As Mirchandani rises in the art world, she's passionate about bringing other artists with her. She's finally able to support herself with her art, and each time she sells a painting, she puts money aside to buy the work of another artist, particularly South Asian artists or other artists of color. When offered her second solo show at Glass Rice, she insisted that it be a group show with other South Asian women artists. And she's been cheered by the recent Bay Area Walls exhibit at SFMOMA and the de Young Open, which feature local artists.
"I work with a lot of artists who are at a place where they are seeking more amplification," says Sadaf Padder, a Brooklyn-based independent curator and Mirchandani's choice for co-curator of the December Glass Rice group show, "and when I shared about these artists with Anoushka, she was just full force and so excited. She's interested in not just amplifying, but telling a story around these artists who are all South Asian and have very varied backgrounds."

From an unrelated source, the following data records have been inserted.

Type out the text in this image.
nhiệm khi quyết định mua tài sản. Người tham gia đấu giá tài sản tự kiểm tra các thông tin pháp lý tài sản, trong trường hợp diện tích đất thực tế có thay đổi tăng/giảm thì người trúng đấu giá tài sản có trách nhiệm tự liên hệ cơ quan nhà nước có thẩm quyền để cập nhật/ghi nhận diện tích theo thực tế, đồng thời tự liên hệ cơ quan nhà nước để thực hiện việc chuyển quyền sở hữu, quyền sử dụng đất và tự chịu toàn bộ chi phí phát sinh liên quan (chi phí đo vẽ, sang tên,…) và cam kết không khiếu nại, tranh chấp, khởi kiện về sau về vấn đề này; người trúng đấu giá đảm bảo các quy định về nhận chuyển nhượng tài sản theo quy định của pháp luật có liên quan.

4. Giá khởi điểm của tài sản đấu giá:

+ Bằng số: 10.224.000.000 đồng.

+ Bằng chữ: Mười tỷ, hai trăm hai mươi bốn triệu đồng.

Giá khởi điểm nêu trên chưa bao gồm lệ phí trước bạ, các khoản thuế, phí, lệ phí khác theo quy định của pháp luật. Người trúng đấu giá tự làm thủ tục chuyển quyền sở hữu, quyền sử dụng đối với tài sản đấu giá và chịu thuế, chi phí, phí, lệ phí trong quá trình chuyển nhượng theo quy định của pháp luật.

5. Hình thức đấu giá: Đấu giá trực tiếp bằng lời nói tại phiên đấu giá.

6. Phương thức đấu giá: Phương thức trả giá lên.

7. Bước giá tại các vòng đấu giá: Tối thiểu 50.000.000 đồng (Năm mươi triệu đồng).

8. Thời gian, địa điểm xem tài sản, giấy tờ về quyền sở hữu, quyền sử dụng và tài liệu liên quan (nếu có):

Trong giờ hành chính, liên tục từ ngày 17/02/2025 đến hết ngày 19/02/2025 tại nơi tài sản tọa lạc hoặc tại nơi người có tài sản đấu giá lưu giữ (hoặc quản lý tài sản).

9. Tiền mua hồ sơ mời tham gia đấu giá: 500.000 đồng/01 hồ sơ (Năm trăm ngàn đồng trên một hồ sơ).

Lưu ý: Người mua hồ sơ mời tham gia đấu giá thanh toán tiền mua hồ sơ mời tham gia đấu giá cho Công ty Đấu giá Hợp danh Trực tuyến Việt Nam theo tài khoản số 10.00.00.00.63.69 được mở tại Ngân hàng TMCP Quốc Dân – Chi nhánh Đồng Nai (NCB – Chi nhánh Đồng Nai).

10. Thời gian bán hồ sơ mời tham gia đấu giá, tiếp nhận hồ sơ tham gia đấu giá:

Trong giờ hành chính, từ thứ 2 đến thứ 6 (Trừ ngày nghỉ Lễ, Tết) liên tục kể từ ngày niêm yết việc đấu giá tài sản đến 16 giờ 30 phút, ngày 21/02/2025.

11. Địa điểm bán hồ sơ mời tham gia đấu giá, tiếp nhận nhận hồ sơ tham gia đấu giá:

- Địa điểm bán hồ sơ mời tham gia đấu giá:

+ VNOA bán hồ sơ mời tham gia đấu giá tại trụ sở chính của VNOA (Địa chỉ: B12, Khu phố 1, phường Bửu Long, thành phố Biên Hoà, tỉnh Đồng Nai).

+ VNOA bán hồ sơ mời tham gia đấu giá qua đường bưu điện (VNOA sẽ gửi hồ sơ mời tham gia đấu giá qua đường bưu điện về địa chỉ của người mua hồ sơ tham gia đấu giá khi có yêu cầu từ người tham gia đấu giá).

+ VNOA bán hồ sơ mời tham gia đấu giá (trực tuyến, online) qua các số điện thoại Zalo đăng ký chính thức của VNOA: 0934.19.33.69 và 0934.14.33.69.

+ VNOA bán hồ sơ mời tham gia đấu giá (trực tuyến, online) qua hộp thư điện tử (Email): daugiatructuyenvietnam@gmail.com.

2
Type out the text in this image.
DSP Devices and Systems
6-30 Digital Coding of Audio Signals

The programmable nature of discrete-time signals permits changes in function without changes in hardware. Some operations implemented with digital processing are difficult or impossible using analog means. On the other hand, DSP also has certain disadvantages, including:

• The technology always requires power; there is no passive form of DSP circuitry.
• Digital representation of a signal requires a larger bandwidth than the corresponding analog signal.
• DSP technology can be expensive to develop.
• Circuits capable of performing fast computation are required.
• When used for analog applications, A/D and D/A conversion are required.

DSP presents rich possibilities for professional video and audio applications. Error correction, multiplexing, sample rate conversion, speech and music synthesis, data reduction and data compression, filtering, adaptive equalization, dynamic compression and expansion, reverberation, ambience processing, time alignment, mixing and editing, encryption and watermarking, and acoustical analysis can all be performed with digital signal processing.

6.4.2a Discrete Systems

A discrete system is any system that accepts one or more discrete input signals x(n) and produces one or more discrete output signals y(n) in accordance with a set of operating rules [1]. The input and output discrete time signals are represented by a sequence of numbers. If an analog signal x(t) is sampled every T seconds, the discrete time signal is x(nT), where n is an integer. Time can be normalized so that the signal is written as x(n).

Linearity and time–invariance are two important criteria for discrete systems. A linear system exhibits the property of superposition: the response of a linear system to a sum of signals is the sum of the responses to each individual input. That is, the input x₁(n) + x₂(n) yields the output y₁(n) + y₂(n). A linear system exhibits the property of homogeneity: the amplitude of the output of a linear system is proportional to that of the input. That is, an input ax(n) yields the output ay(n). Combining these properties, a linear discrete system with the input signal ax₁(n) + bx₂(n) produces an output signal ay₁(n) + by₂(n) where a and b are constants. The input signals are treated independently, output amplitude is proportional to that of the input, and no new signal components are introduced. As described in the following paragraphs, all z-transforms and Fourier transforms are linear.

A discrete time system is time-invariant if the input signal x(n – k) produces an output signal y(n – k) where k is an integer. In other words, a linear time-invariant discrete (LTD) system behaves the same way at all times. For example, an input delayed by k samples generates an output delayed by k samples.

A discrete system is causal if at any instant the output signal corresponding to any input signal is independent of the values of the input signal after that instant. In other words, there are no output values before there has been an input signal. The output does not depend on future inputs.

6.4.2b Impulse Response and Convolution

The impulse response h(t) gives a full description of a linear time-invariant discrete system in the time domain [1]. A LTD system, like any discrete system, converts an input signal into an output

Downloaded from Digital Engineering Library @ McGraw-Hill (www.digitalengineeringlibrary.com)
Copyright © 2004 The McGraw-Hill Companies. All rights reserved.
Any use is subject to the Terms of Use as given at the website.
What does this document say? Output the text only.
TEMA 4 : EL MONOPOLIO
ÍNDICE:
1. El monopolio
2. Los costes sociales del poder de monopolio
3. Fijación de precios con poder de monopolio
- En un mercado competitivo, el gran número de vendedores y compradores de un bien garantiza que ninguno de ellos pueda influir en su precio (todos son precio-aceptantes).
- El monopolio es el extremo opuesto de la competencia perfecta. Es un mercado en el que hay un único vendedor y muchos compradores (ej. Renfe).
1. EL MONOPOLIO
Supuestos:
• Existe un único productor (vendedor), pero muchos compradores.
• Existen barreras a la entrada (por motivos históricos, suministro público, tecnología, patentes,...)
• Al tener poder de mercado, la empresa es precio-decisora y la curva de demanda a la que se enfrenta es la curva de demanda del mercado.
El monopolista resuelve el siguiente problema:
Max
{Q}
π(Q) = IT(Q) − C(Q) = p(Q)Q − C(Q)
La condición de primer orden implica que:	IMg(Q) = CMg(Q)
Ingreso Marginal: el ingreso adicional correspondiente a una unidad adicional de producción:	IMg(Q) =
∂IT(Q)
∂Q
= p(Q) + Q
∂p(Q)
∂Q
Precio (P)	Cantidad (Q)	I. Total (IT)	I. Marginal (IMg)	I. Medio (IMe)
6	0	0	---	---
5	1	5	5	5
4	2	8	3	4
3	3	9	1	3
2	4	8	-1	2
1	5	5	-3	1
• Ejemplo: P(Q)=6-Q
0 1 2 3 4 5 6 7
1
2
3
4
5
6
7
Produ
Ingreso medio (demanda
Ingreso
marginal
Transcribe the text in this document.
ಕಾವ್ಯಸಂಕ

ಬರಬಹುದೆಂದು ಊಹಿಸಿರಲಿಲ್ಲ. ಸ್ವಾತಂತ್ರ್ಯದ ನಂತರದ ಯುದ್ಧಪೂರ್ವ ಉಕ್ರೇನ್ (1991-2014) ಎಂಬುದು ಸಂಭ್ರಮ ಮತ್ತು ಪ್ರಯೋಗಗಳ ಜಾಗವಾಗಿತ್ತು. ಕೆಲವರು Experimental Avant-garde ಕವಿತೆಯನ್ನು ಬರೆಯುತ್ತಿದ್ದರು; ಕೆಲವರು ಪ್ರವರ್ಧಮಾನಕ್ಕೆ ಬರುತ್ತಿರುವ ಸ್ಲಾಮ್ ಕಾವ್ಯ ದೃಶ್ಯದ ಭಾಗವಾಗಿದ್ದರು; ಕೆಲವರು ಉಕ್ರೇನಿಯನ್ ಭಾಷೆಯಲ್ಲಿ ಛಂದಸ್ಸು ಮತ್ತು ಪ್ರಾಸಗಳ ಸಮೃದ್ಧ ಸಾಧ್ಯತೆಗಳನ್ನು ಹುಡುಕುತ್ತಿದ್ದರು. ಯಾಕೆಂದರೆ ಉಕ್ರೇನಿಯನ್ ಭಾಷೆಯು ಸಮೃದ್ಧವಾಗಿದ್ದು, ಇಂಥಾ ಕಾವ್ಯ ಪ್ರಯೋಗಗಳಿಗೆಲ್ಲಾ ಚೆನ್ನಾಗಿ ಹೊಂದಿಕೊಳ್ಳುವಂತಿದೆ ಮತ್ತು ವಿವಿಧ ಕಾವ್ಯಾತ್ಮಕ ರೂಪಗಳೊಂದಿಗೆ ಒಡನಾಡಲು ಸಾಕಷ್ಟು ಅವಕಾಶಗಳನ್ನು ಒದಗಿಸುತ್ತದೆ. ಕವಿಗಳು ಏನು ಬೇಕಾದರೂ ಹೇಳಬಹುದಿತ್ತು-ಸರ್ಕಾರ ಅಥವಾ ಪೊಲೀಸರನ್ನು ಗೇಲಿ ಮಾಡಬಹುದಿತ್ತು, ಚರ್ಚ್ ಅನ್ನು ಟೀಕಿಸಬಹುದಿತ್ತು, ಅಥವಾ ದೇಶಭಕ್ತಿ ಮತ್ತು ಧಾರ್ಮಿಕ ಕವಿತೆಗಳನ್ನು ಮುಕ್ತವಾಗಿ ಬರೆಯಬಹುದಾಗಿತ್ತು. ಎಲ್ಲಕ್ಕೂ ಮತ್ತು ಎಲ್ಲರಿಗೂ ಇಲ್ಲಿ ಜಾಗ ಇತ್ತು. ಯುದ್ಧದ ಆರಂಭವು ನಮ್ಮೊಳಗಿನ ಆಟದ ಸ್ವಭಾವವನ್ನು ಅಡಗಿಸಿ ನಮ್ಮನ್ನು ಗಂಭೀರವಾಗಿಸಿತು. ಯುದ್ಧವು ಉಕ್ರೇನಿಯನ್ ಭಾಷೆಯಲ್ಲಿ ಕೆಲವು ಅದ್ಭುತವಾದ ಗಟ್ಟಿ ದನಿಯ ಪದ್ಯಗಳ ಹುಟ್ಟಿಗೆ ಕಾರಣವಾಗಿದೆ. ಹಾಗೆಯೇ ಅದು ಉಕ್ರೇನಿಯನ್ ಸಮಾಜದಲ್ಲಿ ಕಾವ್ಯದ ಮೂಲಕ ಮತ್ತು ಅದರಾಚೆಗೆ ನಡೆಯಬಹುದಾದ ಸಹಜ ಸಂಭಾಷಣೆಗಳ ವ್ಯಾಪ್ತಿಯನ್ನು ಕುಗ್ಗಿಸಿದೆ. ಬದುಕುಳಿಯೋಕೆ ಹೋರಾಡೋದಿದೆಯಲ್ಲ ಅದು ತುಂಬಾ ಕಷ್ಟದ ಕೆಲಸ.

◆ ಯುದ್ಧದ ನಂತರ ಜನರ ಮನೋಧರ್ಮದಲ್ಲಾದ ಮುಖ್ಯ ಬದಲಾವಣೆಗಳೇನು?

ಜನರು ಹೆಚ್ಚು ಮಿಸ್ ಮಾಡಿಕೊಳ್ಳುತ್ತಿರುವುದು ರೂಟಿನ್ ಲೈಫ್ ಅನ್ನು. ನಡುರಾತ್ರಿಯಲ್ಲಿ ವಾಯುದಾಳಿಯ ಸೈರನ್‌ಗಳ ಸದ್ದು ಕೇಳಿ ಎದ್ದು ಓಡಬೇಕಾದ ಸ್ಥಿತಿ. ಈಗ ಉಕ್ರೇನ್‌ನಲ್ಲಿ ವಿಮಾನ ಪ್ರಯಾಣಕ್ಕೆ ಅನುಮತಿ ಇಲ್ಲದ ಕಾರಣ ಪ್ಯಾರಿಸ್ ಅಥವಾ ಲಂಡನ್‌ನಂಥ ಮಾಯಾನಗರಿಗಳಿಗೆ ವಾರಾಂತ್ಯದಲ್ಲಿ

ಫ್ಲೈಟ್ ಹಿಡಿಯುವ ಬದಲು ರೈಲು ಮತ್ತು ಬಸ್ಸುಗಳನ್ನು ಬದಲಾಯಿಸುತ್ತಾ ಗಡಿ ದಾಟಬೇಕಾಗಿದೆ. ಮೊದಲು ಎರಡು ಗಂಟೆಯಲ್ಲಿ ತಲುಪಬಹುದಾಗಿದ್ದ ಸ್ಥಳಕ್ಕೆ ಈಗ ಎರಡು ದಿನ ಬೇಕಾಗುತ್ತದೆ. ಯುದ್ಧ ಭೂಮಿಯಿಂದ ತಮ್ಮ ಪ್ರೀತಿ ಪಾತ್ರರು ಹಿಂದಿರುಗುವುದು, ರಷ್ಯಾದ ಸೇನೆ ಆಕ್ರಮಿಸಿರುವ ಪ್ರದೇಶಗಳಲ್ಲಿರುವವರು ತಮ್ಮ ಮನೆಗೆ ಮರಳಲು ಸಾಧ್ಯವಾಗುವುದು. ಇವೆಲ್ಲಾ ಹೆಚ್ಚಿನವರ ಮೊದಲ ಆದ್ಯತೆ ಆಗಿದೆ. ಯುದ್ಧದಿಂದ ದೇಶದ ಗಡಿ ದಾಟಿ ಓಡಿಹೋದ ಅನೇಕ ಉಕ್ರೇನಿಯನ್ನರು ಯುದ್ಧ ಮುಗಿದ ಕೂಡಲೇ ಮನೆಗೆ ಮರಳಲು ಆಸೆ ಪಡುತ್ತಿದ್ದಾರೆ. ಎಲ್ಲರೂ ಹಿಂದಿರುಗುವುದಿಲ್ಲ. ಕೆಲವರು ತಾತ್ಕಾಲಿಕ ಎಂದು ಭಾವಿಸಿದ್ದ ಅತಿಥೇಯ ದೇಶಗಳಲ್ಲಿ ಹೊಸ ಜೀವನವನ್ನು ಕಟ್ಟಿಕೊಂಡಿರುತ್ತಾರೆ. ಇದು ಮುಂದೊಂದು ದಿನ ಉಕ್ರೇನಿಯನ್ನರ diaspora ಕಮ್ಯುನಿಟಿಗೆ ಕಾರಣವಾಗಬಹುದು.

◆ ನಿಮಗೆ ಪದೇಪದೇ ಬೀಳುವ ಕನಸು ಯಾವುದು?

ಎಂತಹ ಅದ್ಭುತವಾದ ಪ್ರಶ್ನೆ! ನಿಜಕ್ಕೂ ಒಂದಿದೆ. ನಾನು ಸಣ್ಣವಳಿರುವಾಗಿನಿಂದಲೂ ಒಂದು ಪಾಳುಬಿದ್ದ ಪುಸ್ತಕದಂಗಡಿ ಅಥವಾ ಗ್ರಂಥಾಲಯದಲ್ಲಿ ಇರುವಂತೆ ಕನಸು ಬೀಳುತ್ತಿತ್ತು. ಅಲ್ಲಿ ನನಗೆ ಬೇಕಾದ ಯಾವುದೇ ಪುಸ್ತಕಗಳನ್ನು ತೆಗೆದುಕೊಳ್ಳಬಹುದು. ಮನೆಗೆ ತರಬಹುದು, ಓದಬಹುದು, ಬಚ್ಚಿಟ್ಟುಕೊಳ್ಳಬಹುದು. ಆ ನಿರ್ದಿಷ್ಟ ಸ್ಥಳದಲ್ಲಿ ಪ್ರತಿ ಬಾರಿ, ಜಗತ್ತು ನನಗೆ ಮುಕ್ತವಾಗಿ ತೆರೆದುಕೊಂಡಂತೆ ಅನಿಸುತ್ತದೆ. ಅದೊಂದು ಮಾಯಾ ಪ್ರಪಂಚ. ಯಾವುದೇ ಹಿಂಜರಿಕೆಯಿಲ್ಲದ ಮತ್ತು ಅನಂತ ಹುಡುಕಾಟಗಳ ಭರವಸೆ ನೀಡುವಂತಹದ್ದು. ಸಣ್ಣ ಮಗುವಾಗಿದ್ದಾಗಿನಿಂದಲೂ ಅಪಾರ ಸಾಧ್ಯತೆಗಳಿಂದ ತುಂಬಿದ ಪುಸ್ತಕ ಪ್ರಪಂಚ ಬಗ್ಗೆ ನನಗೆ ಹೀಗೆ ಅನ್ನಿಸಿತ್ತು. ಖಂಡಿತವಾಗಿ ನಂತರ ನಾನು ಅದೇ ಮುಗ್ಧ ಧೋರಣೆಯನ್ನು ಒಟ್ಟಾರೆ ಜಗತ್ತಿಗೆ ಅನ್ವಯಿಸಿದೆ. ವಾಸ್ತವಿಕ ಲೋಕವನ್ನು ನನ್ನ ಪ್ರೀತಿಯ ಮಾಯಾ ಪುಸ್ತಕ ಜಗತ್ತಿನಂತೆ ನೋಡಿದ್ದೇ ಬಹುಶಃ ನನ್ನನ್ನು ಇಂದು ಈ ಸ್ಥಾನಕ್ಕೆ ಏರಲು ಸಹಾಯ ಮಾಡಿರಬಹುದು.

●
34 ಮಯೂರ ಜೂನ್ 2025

Mirchandani hopes that one day her work will appear in a museum, too. "I can barely name 10 South Asian female artists that are of that stature, and I want to help change that narrative," she says.
"I look at artists like Rina Banerjee and I know it's important for women who look like me to see that it can happen, that it's possible, that our stories are important. When an artist is collected by cultural institutions, it makes you feel like your art is having an impact on the people and community around you, and that it's culturally relevant for that moment in time. I think that's the goal."